Robert Mosolgo

To my knowledge, batman.js is not maintained. For that reason, I don't suggest that you use it for a new project!

Using Gulp.js to Build Batman.js Apps Without Rails

If the batman-rails gem isn’t an option, gulp.js is a good candidate for compiling batman.js apps for production.

To prepare your app for production, you need to:

  • compile your CoffeeScript files into a JavaScript file
  • preload your HTML into Batman.View.store.

These can both be accomplished with gulp.js tasks.

Setup

Let’s assume your batman.js project has the folder structure:

1
2
3
4
5
6
7
8
9
10
11
12
13
14
15
16
17
my_app/
├── batman/
|   ├── my_app.coffee
|   ├── models/
|   |   └── my_model.coffee
|   ├── controllers/
|   |   └── my_models_controller.cofee
|   ├── views/
|   |   └── my_models/
|   |       └── my_models_show_view.coffee
|   └── html/
|       └── my_models/
|           ├── show.jade
|           └── index.jade
├── javascripts/
|   └── batman.js
└── Gulpfile.js

Notice that the html folder actually contains .jade files. We’ll use gulp.js to compile those, but you can skip that step if you’re using plain HTML.

Install gulp with npm install -g gulp. All gulp plugins required below must also be installed “by hand” with npm install <gulp-plugin>

Compiling your application code

Here’s a gulp.js task that takes the batman/ directory above and compiles it to one Javascript file, javascripts/application.js:

Gulpfile.js
1
2
3
4
5
6
7
8
9
10
11
12
13
14
var gulp = require('gulp');
var coffee = require('gulp-coffee');
var concat = require('gulp-concat');

// include top-level .coffee files (`my_app.coffee`) first:
var appSources = ["./batman/*.coffee", "./batman/*/*.coffee"]

gulp.task("build", function(){
  gulp.src(appSources)
    .pipe(concat("application.coffee")) // so CoffeeScript will compile all together
    .pipe(coffee())
    .pipe(concat("application.js"))
    .pipe(gulp.dest("./javascripts/"))
})

Now, you can run:

Gulpfile.js
1
gulp build

Preloading your templates

Batman.js’s fetch-html-as-needed approach is great for develoment, but not for production.

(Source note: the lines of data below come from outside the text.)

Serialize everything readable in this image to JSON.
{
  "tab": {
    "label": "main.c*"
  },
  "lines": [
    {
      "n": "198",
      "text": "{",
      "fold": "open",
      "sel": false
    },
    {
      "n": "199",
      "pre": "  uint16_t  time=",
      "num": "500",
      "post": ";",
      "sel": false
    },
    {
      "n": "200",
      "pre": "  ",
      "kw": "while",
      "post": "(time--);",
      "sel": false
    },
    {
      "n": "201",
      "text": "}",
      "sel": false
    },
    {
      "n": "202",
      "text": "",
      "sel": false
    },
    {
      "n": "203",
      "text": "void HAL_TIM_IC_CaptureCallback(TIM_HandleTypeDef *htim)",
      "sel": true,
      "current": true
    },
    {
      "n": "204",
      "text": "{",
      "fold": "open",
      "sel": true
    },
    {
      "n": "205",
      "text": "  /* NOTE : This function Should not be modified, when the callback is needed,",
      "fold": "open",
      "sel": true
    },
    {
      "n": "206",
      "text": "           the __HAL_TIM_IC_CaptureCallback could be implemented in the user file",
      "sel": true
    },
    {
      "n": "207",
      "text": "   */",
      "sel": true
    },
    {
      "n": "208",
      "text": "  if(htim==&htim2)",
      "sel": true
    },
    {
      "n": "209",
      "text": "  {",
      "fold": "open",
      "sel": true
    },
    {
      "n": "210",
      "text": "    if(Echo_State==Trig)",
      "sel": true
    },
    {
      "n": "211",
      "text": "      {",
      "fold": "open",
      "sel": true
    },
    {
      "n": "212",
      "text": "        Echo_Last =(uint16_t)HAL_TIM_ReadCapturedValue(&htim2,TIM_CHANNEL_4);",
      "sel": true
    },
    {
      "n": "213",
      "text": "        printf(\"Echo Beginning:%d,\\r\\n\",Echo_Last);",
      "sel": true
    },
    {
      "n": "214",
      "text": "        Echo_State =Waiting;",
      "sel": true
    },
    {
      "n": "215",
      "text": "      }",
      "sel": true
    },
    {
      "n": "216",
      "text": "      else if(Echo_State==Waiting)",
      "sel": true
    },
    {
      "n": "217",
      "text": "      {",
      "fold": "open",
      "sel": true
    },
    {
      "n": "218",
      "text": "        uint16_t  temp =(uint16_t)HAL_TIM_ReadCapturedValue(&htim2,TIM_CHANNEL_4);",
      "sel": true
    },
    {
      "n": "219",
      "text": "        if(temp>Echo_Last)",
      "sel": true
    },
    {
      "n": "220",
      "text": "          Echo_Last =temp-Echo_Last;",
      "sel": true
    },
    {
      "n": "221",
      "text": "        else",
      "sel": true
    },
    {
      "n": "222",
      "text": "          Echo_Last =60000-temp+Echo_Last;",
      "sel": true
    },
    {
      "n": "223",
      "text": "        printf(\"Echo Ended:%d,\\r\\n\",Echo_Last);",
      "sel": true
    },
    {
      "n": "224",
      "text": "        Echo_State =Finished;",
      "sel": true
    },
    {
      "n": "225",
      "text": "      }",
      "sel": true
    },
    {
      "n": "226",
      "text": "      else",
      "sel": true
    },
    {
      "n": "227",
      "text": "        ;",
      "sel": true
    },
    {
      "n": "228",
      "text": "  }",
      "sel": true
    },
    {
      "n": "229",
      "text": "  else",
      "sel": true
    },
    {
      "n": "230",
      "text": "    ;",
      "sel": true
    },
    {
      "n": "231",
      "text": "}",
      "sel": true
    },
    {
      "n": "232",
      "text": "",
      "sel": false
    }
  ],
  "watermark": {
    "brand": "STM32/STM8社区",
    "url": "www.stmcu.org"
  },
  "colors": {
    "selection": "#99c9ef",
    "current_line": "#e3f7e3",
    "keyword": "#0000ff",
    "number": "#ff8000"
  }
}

Here’s a task that will load files from the html/ directory, convert them from jade to HTML, then inline them as JavaScript code that preloads the app with the HTML it needs.

Gulpfile.js
1
2
3
4
5
6
7
8
9
10
11
12
var gulp = require('gulp');
var concat = require('gulp-concat');
var jade = require('gulp-jade');
var batmanTemplates = require("gulp-batman-templates")

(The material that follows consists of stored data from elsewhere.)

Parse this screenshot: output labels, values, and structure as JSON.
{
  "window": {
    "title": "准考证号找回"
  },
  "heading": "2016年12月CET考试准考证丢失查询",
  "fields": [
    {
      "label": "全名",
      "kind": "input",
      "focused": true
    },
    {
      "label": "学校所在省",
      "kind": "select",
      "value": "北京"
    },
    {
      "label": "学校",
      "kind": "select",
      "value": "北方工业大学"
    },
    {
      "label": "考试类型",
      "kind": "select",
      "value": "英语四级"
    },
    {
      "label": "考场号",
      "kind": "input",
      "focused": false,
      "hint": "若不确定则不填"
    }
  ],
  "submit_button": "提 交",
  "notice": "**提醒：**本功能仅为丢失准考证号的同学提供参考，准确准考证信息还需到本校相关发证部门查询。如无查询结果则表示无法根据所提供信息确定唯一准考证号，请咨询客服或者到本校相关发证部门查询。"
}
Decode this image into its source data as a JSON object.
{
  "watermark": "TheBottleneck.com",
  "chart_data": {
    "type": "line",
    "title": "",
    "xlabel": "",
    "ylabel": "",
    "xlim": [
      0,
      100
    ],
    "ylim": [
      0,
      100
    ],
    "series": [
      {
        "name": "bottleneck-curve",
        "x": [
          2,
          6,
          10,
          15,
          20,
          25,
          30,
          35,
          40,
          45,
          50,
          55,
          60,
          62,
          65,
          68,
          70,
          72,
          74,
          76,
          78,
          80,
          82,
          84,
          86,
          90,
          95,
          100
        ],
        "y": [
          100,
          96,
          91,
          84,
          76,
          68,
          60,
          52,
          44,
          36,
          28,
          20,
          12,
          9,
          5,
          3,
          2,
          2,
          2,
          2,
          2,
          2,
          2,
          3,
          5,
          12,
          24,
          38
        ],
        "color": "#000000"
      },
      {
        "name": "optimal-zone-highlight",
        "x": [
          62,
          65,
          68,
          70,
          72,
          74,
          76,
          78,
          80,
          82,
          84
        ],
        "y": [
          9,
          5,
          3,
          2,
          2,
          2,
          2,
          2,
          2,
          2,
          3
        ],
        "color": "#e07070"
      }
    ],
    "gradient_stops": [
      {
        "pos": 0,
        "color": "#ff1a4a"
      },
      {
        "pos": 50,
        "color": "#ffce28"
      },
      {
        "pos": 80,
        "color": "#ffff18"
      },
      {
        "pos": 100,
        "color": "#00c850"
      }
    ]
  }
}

gulp.task("html", function(){
  gulp.src(["./batman/html/**/*.jade"])
    .pipe(jade())
    .pipe(batmanTemplates())
    .pipe(concat('templates.js'))
    .pipe(gulp.dest("./javascripts/"))
})

Finishing Up

Let’s join the to javascript files together:

Gulpfile.js
1
2
3
4
5
gulp.task("finalize", function() {
  gulp.src(["./javascripts/application.js", "./javascripts/templates.js"])
    .pipe(concat("application.js"))
    .pipe(gulp.dest("./javascripts/"))
});

And make our default gulp task to watch the project and build whenever it changes:

Gulpfile.js
1
2
3
gulp.task('default', function(){
  gulp.watch('./batman/**/*', ["build", "html", "finalize"])
});

So now, all we need to do is:

Gulpfile.js
1
gulp

And in the layout:

1
2
  <script src='/javascripts/batman.js'></script>
  <script src='/javascripts/application.js'></script>

Voila! Your app is compiled and HTML will be preloaded!